The current COVID-19 pandemic has been horrifying on so many levels. The fear of contracting the virus, hideous though that is, is just the thin edge of the wedge. Those who must work in what have become known as front-line positions – everyone from doctors and nurses to police and firefighters to truckers and store clerks – now face terrifying work conditions.
In Quebec, we have public long-term residences for seniors who can no longer care for themselves. The monthly rent covers care and meals. It is taken from the residents’ pensions. Extras such as manicures and hair-styling are separate and paid for in cash. The goal of these institutions is to provide the best quality care for residents.
We also have private residences that allege to provide the same services, but charge significantly more. The goal of these places is to make a buck. Unfortunately, many people are left with no alternative but to go into a private residence as the public, government-run homes are always full.
Recently a journalist with The Montreal Gazette, Aaron Derfel, uncovered absolutely disgusting conditions in one private home in suburban Montreal.
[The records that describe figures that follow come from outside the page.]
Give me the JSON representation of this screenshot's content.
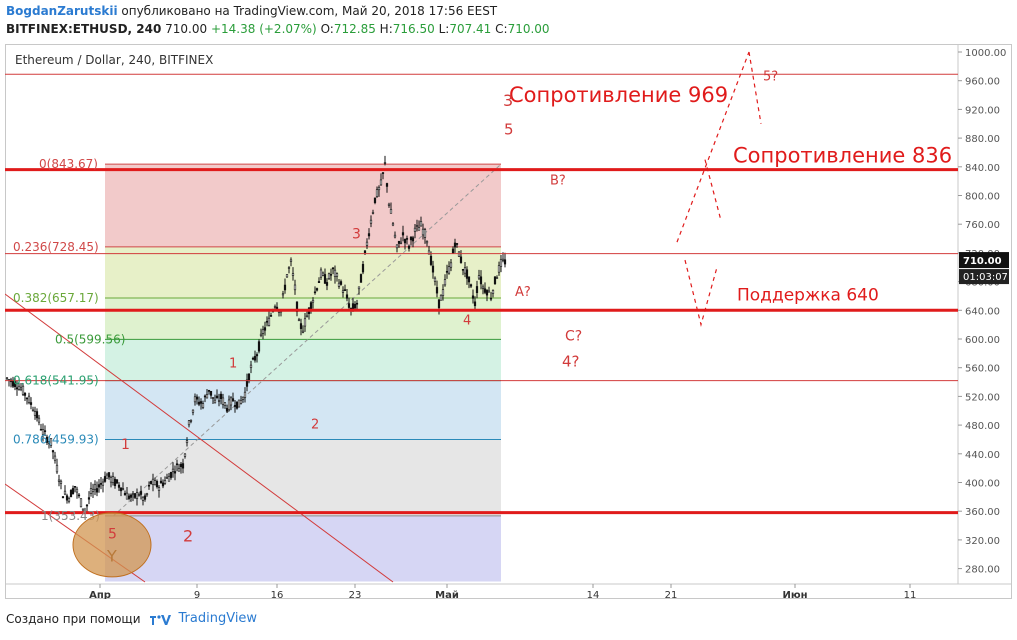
{
  "header": {
    "author": "BogdanZarutskii",
    "published": "опубликовано на TradingView.com, Май 20, 2018 17:56 EEST",
    "symbol": "BITFINEX:ETHUSD, 240",
    "price": "710.00",
    "change": "+14.38 (+2.07%)",
    "o_label": "O:",
    "o_value": "712.85",
    "h_label": "H:",
    "h_value": "716.50",
    "l_label": "L:",
    "l_value": "707.41",
    "c_label": "C:",
    "c_value": "710.00"
  },
  "footer": {
    "created_with": "Создано при помощи",
    "brand": "TradingView"
  },
  "chart_data": {
    "type": "candlestick",
    "title": "Ethereum / Dollar, 240, BITFINEX",
    "ylim": [
      260,
      1020
    ],
    "y_ticks": [
      "1000.00",
      "960.00",
      "920.00",
      "880.00",
      "840.00",
      "800.00",
      "760.00",
      "720.00",
      "680.00",
      "640.00",
      "600.00",
      "560.00",
      "520.00",
      "480.00",
      "440.00",
      "400.00",
      "360.00",
      "320.00",
      "280.00"
    ],
    "x_ticks": [
      "Апр",
      "9",
      "16",
      "23",
      "Май",
      "14",
      "21",
      "Июн",
      "11"
    ],
    "last_price_label": "710.00",
    "countdown_label": "01:03:07",
    "price_path": [
      [
        0,
        545
      ],
      [
        6,
        535
      ],
      [
        10,
        520
      ],
      [
        14,
        500
      ],
      [
        18,
        470
      ],
      [
        22,
        455
      ],
      [
        25,
        420
      ],
      [
        28,
        385
      ],
      [
        31,
        380
      ],
      [
        34,
        395
      ],
      [
        37,
        372
      ],
      [
        39,
        360
      ],
      [
        42,
        385
      ],
      [
        46,
        395
      ],
      [
        50,
        410
      ],
      [
        54,
        400
      ],
      [
        57,
        395
      ],
      [
        60,
        382
      ],
      [
        63,
        378
      ],
      [
        66,
        385
      ],
      [
        69,
        375
      ],
      [
        72,
        400
      ],
      [
        76,
        395
      ],
      [
        80,
        405
      ],
      [
        84,
        420
      ],
      [
        88,
        425
      ],
      [
        91,
        480
      ],
      [
        94,
        515
      ],
      [
        98,
        510
      ],
      [
        101,
        530
      ],
      [
        104,
        512
      ],
      [
        107,
        518
      ],
      [
        110,
        505
      ],
      [
        113,
        515
      ],
      [
        116,
        508
      ],
      [
        119,
        525
      ],
      [
        122,
        560
      ],
      [
        125,
        580
      ],
      [
        128,
        610
      ],
      [
        131,
        625
      ],
      [
        134,
        650
      ],
      [
        137,
        640
      ],
      [
        140,
        690
      ],
      [
        142,
        705
      ],
      [
        144,
        670
      ],
      [
        146,
        620
      ],
      [
        148,
        615
      ],
      [
        151,
        640
      ],
      [
        154,
        665
      ],
      [
        157,
        690
      ],
      [
        160,
        680
      ],
      [
        163,
        695
      ],
      [
        166,
        680
      ],
      [
        169,
        665
      ],
      [
        172,
        640
      ],
      [
        175,
        650
      ],
      [
        178,
        700
      ],
      [
        181,
        750
      ],
      [
        184,
        795
      ],
      [
        187,
        815
      ],
      [
        189,
        843
      ],
      [
        191,
        790
      ],
      [
        193,
        760
      ],
      [
        195,
        725
      ],
      [
        198,
        745
      ],
      [
        201,
        730
      ],
      [
        204,
        750
      ],
      [
        207,
        758
      ],
      [
        210,
        740
      ],
      [
        212,
        710
      ],
      [
        214,
        680
      ],
      [
        216,
        650
      ],
      [
        218,
        665
      ],
      [
        220,
        690
      ],
      [
        222,
        705
      ],
      [
        224,
        735
      ],
      [
        226,
        720
      ],
      [
        228,
        700
      ],
      [
        230,
        690
      ],
      [
        232,
        670
      ],
      [
        234,
        650
      ],
      [
        236,
        690
      ],
      [
        238,
        672
      ],
      [
        240,
        668
      ],
      [
        242,
        660
      ],
      [
        245,
        690
      ],
      [
        247,
        705
      ],
      [
        250,
        710
      ]
    ],
    "fib_levels": [
      {
        "ratio": "0",
        "label": "0(843.67)",
        "price": 843.67,
        "color": "#d04848"
      },
      {
        "ratio": "0.236",
        "label": "0.236(728.45)",
        "price": 728.45,
        "color": "#d04848"
      },
      {
        "ratio": "0.382",
        "label": "0.382(657.17)",
        "price": 657.17,
        "color": "#6aa83a"
      },
      {
        "ratio": "0.5",
        "label": "0.5(599.56)",
        "price": 599.56,
        "color": "#3a9a3a"
      },
      {
        "ratio": "0.618",
        "label": "0.618(541.95)",
        "price": 541.95,
        "color": "#2aa070"
      },
      {
        "ratio": "0.786",
        "label": "0.786(459.93)",
        "price": 459.93,
        "color": "#2a8ab8"
      },
      {
        "ratio": "1",
        "label": "1(353.43)",
        "price": 353.43,
        "color": "#888888"
      }
    ],
    "horizontal_levels": [
      {
        "price": 969,
        "style": "thin"
      },
      {
        "price": 836,
        "style": "thick"
      },
      {
        "price": 719,
        "style": "thin"
      },
      {
        "price": 640,
        "style": "thick"
      },
      {
        "price": 541.95,
        "style": "thin"
      },
      {
        "price": 358,
        "style": "thick"
      }
    ],
    "annotations": {
      "resistance_969": "Сопротивление 969",
      "resistance_836": "Сопротивление 836",
      "support_640": "Поддержка 640",
      "w3_top": "3",
      "w5_top": "5",
      "w3_mid": "3",
      "w1_mid": "1",
      "w2_mid": "2",
      "w1_low": "1",
      "w2_low": "2",
      "w4": "4",
      "w5_low": "5",
      "wY": "Y",
      "wA": "A?",
      "wB": "B?",
      "wC": "C?",
      "w4q": "4?",
      "w5q": "5?"
    }
  }
}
His opening paragraph was: “A privately run seniors’ residence in Dorval that is grappling with an outbreak of COVID-19 has been described as a “concentration camp” — with unfed and soiled elderly residents inside — by health professionals who came to those residents’ rescue, a Montreal Gazette investigation has found”. The Herron residence in the article recorded 31 deaths in a months’ time.
In the wake of Mr. Derfel’s findings, several investigations have been launched into the operations of the home. Criminal charges against the owners have not been ruled out.
I have always been perplexed at the notion of private health care. I’m no economist, but as I understand it, the goal of a private (i.e. for profit) entity is to make money – a profit. Not just a profit, but the greatest margin of profit possible. If a widget company can make widgets for 15% less by laying-off workers and installing a deluxe widget machine, that’s what they’ll do. And if that machine can be cleaned once a week instead of daily, more savings on reduced cleaning staff.
But, and this may well come as news to those who own private long-term residences, humans are not widgets. Corner-cutting to increase profit may work in many industries, but not when the provision of people’s healthcare and safety is the “product”. The gleaning of profit off the backs of the sick and infirm, by cutting corners, is egregious. This is not just a matter of negligence or forgetfulness, it is a calculated predetermined attempt to line ownership’s pockets before and during a time of crisis. Disgraceful.
I don’t claim to have written the book on capitalism, and call me a socialist if you want, but there are places and times when profit should not be the bottom-line.